I have excerpted these three brand problems from thirty-five problems that I list in my Brand Aid book. Here are problems twenty-two through twenty-four from that book:
Problem 22. Following challengers because it’s easier and produces more immediate results, rather than creating new ways to meet consumer needs
Analysis. If you are the market leader, this is an easy trap to fall into. If you are ahead, just match the competition to stay ahead—that way they can never catch up. That is a fairly common sailboat-racing tactic. The problem with this strategy is that you begin to play by your competitor’s rules. It is easier to win at your own game than at someone else’s. It may be a more natural reaction to match competitive moves, but as you are doing that, you are distracted from doing what you do best—playing your own game. And, remember, other competitors that are playing by different rules may not be far behind.
Problem 23. Not applying the latest product and service innovations to your flagship brand because it is getting too old and stodgy (a self-fulfilling prophecy)
Analysis. It is a tragedy to walk away from a brand you have invested in— and that might be investment of millions of dollars, over time. It is better to reposition, revitalize, and extend an aging brand than to ignore it. You should carefully monitor consumer opinion to ensure the brand is perceived as relevant and vital.

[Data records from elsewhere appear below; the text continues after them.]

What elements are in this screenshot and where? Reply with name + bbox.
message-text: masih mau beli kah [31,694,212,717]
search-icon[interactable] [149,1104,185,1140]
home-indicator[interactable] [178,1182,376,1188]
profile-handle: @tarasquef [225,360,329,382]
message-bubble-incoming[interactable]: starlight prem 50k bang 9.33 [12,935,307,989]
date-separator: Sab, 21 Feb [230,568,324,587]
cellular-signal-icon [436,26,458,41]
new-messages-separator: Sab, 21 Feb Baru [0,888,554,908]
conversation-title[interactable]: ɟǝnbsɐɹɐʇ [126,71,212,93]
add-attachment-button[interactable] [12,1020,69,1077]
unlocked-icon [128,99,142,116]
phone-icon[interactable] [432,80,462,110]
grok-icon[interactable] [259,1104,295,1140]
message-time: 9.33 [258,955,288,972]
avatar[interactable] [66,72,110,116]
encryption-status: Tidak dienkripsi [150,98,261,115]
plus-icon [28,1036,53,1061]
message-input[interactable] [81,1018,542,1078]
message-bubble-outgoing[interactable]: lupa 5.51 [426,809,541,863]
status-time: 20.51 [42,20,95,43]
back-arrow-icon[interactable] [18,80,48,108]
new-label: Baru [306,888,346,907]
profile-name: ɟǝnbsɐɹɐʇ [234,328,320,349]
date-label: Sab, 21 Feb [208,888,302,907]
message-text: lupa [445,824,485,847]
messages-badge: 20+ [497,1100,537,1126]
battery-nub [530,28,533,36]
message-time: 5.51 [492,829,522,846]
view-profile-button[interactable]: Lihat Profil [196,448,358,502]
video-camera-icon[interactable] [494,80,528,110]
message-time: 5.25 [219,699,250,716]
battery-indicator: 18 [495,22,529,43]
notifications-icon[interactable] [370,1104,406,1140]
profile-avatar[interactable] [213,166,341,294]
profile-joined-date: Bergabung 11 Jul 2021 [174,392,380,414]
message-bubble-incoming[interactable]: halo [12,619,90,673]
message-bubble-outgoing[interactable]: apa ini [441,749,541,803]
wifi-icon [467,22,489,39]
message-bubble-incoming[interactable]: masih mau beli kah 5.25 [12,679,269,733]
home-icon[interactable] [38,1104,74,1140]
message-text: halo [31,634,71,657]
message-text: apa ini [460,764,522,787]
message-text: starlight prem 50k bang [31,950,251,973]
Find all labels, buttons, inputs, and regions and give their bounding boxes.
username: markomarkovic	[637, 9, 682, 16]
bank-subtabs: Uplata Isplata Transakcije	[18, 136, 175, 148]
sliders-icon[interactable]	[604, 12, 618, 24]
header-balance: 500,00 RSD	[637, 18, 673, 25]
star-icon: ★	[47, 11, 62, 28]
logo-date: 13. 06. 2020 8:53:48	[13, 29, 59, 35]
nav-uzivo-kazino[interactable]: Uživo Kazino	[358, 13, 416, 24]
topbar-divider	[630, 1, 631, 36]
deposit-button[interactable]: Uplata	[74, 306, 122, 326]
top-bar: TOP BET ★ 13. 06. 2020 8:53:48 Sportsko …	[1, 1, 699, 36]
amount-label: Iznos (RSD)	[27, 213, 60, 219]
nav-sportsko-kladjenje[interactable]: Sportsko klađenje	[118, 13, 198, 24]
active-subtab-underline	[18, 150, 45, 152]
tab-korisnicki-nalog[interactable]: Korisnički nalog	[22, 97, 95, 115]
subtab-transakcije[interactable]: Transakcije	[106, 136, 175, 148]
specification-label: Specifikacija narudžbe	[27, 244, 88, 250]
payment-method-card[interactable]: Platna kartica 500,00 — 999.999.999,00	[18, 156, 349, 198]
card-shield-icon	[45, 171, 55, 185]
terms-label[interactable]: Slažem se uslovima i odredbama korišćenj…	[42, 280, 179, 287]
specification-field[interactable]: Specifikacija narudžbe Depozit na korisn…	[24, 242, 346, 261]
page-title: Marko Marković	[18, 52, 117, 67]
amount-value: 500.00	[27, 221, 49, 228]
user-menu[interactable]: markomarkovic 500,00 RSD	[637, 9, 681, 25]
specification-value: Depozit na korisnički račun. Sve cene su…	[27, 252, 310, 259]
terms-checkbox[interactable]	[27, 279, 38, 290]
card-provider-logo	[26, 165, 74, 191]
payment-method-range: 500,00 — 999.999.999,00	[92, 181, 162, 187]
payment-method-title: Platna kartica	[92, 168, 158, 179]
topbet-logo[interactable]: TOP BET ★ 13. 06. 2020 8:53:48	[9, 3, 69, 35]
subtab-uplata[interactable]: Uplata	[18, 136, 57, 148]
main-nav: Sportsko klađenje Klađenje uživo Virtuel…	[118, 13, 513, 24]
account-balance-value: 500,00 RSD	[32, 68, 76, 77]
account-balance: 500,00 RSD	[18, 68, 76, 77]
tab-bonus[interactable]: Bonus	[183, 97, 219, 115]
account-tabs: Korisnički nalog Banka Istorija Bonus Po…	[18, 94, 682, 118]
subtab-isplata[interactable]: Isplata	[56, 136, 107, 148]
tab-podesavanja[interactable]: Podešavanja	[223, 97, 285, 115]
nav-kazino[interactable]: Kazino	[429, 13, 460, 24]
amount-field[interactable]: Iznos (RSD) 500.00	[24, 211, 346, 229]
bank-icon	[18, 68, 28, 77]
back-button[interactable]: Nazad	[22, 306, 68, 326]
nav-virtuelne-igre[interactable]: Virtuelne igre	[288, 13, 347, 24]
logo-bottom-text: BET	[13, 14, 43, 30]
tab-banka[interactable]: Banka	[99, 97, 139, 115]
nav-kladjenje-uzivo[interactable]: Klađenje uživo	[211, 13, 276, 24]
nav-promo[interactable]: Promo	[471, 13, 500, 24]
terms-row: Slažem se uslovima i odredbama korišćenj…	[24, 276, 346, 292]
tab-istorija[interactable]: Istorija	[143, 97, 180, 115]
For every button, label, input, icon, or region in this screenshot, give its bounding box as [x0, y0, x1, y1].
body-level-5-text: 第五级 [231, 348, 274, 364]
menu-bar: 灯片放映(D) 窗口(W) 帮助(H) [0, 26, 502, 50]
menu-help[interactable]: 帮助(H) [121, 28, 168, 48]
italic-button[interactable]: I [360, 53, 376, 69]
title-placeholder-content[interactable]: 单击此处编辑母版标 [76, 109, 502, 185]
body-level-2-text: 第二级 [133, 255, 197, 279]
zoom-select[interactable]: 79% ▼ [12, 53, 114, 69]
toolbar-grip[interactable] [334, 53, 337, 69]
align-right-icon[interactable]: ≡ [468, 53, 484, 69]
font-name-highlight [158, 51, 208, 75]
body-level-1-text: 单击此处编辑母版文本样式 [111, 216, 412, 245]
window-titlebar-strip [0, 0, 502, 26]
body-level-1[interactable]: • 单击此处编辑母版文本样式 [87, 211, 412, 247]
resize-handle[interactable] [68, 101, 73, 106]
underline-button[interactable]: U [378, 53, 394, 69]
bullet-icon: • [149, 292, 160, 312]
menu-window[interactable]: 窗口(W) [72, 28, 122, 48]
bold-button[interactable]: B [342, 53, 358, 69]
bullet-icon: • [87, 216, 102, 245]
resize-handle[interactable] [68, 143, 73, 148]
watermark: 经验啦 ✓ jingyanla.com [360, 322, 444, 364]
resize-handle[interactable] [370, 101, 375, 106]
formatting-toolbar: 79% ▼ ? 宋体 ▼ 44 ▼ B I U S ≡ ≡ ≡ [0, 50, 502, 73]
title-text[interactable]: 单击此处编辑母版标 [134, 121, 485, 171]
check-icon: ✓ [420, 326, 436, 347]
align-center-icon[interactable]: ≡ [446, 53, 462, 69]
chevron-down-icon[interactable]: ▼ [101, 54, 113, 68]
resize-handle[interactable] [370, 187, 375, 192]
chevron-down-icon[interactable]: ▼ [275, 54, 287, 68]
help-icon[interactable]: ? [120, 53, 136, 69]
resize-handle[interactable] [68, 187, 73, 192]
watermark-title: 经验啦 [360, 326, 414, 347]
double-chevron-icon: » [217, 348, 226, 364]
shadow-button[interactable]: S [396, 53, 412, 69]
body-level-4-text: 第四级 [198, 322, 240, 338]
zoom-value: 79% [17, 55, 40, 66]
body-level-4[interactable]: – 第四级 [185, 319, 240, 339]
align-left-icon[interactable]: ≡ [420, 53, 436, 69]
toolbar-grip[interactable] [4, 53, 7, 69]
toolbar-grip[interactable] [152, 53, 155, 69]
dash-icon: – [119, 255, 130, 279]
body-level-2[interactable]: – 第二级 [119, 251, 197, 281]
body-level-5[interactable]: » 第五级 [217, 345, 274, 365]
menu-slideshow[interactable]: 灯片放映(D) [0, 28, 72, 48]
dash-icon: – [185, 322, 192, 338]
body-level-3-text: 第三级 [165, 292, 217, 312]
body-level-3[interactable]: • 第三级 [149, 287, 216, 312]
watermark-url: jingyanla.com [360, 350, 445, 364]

Also, track the brand’s consumers to make sure they are not a shrinking or aging group. Often, new subbrands can make the parent brand more relevant to new consumer segments.
Problem 24. No central control of the brand portfolio (so that each brand team is free to apply the best differentiating features of one brand to each of the others in the portfolio).
Analysis. Certain attributes, features, and benefits should be off-limits to certain brands within your portfolio. When the business is organized and run by product category or channel of trade (as opposed to brand), there is more pressure to apply the best ideas to all brands regardless of each brand’s positioning or intended point of difference. If the business is organized by brand and most people understand brand concepts, this is less likely to happen. P&G might offer several different brands of detergent, but each has a distinct point of difference. One might make clothes whiter, one might work best in cold water, one might take out tough stains, one might be gentle on the clothes, yet another might be hypoallergenic, etc. Since P&G manages by brand, the company really understands that points of difference are central to a brand’s success, whereas somewhere else (for example, in a company organized around product development or run by engineers), people might feel more pressured to add the best features they come up with to all their products. A highly placed brand management group or council should have the authority to ensure that brand teams, product development teams, business units, divisions, and subsidiaries don’t blur the lines between your organization’s brands. This council should guard against a “silo” or short-term approach to the business.